A non-linear regression method for estimation of gene-environment heritability

Bioinformatics. 2021 Apr 5;36(24):5632-5639. doi: 10.1093/bioinformatics/btaa1079.

Abstract

Motivation: Gene-environment (GxE) interactions are one of the least studied aspects of the genetic architecture of human traits and diseases. The environment of an individual is inherently high dimensional, evolves through time and can be expensive and time consuming to measure. The UK Biobank study, with all 500 000 participants having undergone an extensive baseline questionnaire, represents a unique opportunity to assess GxE heritability for many traits and diseases in a well powered setting.

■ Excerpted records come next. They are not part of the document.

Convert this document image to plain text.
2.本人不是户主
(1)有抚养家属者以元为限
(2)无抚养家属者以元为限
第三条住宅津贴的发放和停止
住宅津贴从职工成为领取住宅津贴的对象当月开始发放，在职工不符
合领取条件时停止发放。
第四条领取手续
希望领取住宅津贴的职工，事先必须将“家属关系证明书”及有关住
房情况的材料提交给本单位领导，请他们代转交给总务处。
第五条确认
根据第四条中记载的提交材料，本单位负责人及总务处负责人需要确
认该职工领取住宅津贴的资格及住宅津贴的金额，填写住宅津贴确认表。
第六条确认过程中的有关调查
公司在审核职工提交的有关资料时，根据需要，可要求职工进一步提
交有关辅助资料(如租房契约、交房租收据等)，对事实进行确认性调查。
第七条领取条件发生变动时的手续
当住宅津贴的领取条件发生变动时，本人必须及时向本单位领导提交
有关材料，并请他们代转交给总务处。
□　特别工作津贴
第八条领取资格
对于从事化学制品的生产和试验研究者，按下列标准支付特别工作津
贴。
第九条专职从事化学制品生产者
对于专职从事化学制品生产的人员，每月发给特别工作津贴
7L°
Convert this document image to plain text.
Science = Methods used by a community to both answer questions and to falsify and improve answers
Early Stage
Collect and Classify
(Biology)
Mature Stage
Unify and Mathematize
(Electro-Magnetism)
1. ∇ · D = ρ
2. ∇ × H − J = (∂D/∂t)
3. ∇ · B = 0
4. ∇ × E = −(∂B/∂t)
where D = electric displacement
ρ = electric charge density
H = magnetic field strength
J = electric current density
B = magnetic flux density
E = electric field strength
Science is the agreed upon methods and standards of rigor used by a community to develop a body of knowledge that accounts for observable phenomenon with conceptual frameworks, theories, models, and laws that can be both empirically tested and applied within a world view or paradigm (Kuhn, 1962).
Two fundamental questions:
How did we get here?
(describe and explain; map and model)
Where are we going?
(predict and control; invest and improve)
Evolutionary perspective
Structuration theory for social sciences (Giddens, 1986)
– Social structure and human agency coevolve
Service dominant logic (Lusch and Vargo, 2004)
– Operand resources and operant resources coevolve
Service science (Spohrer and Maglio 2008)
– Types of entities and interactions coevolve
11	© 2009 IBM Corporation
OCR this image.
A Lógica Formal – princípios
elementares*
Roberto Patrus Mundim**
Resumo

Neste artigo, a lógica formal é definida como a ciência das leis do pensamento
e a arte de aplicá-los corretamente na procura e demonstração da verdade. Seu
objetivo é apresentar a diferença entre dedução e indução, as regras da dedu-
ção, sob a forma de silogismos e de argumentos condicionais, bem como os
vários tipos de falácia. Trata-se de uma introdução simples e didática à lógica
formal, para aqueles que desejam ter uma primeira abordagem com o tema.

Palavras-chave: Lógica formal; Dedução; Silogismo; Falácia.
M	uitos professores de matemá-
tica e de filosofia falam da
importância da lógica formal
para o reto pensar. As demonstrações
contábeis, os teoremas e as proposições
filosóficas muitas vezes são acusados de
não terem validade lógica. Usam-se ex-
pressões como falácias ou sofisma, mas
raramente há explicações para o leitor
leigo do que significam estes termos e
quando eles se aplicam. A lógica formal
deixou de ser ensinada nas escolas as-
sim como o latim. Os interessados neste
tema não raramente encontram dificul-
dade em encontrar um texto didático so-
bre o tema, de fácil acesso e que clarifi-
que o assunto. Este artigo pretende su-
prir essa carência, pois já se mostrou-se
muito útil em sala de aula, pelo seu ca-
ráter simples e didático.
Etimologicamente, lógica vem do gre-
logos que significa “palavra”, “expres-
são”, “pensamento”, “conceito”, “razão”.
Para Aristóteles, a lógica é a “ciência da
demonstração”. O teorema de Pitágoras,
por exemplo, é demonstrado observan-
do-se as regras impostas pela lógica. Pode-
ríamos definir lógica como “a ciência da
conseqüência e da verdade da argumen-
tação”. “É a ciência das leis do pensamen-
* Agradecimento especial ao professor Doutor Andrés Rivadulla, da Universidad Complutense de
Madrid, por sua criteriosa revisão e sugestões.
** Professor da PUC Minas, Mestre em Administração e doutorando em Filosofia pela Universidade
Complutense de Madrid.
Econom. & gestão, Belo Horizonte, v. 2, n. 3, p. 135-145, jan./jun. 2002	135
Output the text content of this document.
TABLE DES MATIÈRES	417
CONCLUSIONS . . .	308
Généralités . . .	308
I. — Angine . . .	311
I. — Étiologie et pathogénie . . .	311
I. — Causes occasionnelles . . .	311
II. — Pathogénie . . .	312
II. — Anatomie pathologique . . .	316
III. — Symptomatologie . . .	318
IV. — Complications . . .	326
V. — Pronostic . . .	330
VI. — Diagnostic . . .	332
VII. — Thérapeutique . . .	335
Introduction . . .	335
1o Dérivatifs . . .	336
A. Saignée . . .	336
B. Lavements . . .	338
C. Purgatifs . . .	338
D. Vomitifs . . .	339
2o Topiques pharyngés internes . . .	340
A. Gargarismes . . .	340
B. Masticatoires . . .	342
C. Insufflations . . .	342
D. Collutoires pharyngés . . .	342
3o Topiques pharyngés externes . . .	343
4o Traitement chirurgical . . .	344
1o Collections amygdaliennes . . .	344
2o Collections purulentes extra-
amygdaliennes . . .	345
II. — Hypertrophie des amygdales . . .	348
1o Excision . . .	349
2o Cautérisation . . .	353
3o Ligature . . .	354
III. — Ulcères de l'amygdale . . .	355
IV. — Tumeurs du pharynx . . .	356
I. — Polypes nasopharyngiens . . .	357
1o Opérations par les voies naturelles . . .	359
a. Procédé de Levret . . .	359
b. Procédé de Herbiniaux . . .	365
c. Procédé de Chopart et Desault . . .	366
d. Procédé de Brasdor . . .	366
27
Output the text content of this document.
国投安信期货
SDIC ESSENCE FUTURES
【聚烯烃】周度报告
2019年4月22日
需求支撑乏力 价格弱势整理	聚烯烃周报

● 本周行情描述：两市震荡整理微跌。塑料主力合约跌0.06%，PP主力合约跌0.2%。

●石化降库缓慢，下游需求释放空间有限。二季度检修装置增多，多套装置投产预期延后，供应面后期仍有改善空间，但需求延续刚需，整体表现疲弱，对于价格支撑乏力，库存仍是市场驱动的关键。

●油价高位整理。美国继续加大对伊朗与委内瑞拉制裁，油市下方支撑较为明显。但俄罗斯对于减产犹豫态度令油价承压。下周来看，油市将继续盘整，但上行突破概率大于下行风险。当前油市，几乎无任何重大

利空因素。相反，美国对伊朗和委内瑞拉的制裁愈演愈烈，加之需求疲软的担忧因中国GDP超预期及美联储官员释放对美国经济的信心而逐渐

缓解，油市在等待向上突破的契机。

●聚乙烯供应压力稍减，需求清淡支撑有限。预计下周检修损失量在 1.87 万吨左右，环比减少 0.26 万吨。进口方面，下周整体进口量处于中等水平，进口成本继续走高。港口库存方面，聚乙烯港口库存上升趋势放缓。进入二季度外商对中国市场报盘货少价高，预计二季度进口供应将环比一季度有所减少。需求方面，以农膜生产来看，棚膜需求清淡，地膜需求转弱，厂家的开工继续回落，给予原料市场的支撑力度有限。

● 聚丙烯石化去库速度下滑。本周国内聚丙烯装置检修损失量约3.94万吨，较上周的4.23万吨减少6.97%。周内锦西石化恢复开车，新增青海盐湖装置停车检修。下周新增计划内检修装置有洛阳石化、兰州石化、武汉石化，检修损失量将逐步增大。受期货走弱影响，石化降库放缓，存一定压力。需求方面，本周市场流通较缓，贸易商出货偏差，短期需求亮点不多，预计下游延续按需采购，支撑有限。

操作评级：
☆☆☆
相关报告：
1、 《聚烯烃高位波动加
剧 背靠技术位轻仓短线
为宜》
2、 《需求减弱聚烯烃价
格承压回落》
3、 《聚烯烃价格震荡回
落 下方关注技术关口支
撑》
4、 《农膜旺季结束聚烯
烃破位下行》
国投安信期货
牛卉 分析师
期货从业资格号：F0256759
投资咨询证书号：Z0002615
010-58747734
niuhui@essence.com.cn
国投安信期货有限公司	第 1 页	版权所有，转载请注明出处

Results: We have developed a randomized Haseman-Elston non-linear regression method applicable when many environmental variables have been measured on each individual. The method (GPLEMMA) simultaneously estimates a linear environmental score (ES) and its GxE heritability. We compare the method via simulation to a whole-genome regression approach (LEMMA) for estimating GxE heritability. We show that GPLEMMA is more computationally efficient than LEMMA on large datasets, and produces results highly correlated with those from LEMMA when applied to simulated data and real data from the UK Biobank.

Availability and implementation: Software implementing the GPLEMMA method is available from https://jmarchini.org/gplemma/.

Supplementary information: Supplementary data are available at Bioinformatics online.